The campaign, which includes local and national advertising and social media, features people living with HIV standing with their friends and family, and calls on all Americans to join the fight against the disease.
More than three decades after the first reported AIDS cases, research shows that while most Americans understand how HIV is transmitted, fear, discrimination and misperceptions continue to hamper progress against the disease. For example, a 2011 Kaiser Family Foundation survey found that many Americans continue to report discomfort at the idea of interacting with those who are HIV-positive, despite the fact that HIV cannot be transmitted by saliva, sweat, tears or casual contact.

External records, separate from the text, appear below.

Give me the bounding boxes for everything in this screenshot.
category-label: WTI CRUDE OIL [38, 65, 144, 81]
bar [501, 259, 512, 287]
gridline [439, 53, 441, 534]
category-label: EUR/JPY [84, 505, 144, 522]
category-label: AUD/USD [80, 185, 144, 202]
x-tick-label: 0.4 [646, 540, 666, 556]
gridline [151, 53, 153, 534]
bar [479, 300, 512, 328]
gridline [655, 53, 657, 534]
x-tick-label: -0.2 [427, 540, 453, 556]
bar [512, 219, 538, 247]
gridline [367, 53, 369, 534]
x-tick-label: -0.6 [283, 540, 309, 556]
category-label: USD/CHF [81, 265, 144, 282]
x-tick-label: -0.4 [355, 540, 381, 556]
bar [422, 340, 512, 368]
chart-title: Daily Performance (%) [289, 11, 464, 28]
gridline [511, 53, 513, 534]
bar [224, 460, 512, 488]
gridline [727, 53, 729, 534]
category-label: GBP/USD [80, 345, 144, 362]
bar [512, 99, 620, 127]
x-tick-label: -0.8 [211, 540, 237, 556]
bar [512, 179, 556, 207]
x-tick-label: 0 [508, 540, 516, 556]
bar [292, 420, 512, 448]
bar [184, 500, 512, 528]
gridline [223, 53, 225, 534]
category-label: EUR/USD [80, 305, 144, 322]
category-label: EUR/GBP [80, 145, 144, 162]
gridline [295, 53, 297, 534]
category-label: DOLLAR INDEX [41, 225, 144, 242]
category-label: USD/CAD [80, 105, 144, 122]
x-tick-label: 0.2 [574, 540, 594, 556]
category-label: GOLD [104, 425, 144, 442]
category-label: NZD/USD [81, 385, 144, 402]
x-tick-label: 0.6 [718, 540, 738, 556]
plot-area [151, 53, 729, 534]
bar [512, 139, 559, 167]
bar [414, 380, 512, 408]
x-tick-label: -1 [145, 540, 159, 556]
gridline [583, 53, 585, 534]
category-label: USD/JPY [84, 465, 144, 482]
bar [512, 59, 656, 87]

“Stigma remains a major barrier to HIV testing, condom use and other prevention strategies. It also discourages those living with HIV from seeking the care and treatment they need to stay healthy and avoid transmitting HIV to others,” said Jonathan Mermin, M.D., director of CDC’s Division of HIV/AIDS Prevention. “If we can overcome stigma and misperceptions about HIV, we can lift these barriers and save lives.”